When a team hits a skid like this, the manager usually takes the heat. Aaron Boone knows that better than most. But general manager Brian Cashman isn’t pointing fingers. He went to bat for his skipper this week, telling Bryan Hoch of MLB.com that Boone is doing everything he can.
“Nothing different than I’ve always seen,” Cashman said. “I think he’s a very hard worker, very well connected. I think he’s prepared. I think he’s pulling every lever he possibly can pull.”
Cashman isn’t wrong that Boone is working hard. But the results aren’t matching the effort. The Yankees sit at 50-42, five games back of the Rays in the AL East.

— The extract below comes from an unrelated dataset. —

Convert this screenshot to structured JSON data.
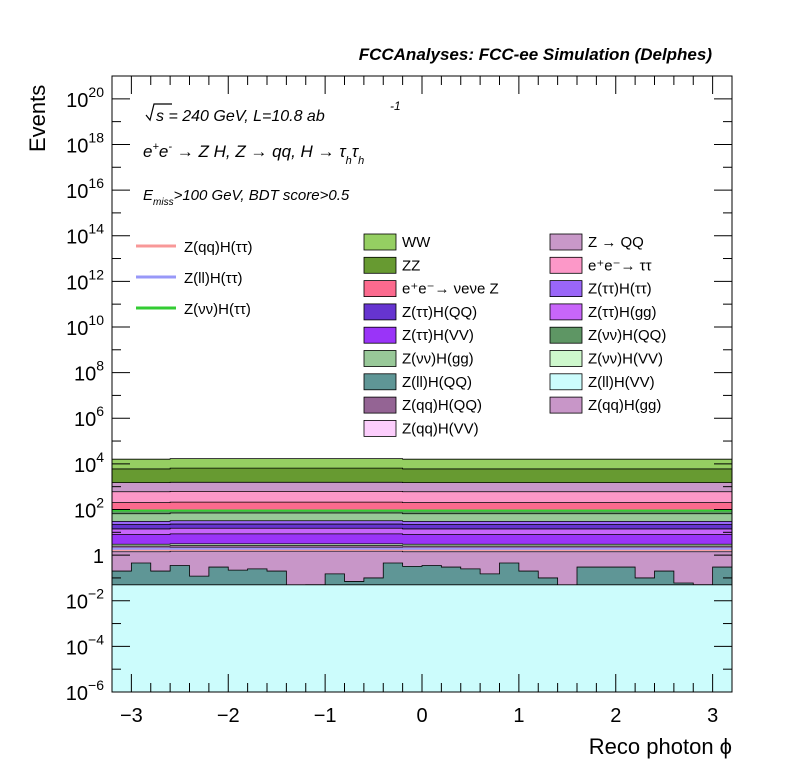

And that’s with a lot of things going wrong at once.
What’s Actually Going Wrong
Start with Aaron Judge being out. The Yankees’ best hitter has been sidelined with a rib injury, and there’s no timetable for his return. Without him, the lineup looks thin. Other star players haven’t stepped up consistently. The pitching staff has been all over the place — some good starts, some disastrous ones. And the defense? It’s cost them games. The shortstop situation is a mess, with Anthony Volpe and Jose Caballero splitting time and neither locking it down.
Boone has been the Yankees’ manager since December 2017. That’s nine seasons. He’s got more than 745 wins and a .582 winning percentage. Six of his first seven years ended in the postseason. The Yankees won 100 games in 2018 and 2019. Boone was a finalist for AL Manager of the Year in 2019. Last season, the team made it to the World Series and lost to the Dodgers in five games. He signed a two-year extension in February 2025.
None of that past success protects him from the current noise. The Yankees are in a division where the Rays are playing well, the Orioles are lurking, and every loss feels heavier when your lineup is missing its anchor. Cashman may be backing Boone publicly, but in this market, public support doesn’t always last.
The schedule isn’t letting up either. The Yankees have a series against the Red Sox coming up, and then the Orioles. If the slide keeps going, the conversation around Boone could shift very quickly.